Store your truffles in paper in the refrigerator. Wrap your clean truffles in kitchen paper or put them in a brown paper bag and roll the bag up tight. Keep your truffles fresh by storing them this way in your refrigerator for up to 10 days.
Don’t wrap your truffles in plastic.
Store your truffles in the freezer long-term. If you’re hoping to preserve your truffles for longer than about 10 days, consider storing them in the freezer. You can either put them in a plastic bag, squeeze all of the air out, and then seal them well, or you can grate the truffles, mix them in with butter, and freeze the butter. Either way, the truffles will stay good for up to 6 months if kept frozen
When you’re ready to cook and eat the truffles, it’s best to start cooking them while they’re still frozen, instead of thawing them out first.
Sell your truffles to upscale restaurants.

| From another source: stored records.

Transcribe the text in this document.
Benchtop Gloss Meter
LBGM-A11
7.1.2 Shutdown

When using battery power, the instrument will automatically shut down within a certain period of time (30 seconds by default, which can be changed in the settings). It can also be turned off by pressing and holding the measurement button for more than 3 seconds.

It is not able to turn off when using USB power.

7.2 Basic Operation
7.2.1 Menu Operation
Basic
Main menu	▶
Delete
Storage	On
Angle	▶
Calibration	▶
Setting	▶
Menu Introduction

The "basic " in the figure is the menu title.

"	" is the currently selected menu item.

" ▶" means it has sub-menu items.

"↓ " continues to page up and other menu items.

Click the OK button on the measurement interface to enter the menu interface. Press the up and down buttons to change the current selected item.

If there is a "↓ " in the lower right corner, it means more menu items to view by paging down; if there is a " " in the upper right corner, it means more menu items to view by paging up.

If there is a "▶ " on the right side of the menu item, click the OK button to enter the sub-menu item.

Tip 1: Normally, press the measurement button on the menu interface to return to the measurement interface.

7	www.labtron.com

Truffles are scarce and difficult to find on a consistent basis because they aren’t grown commercially. Truffles are a popular culinary delicacy that is highly demanded and desired in expensive, upscale restaurants. Immediately after you find truffles, email and/or call the upscale restaurants in nearby cities to see if the chefs of these restaurants are interested in purchasing yours.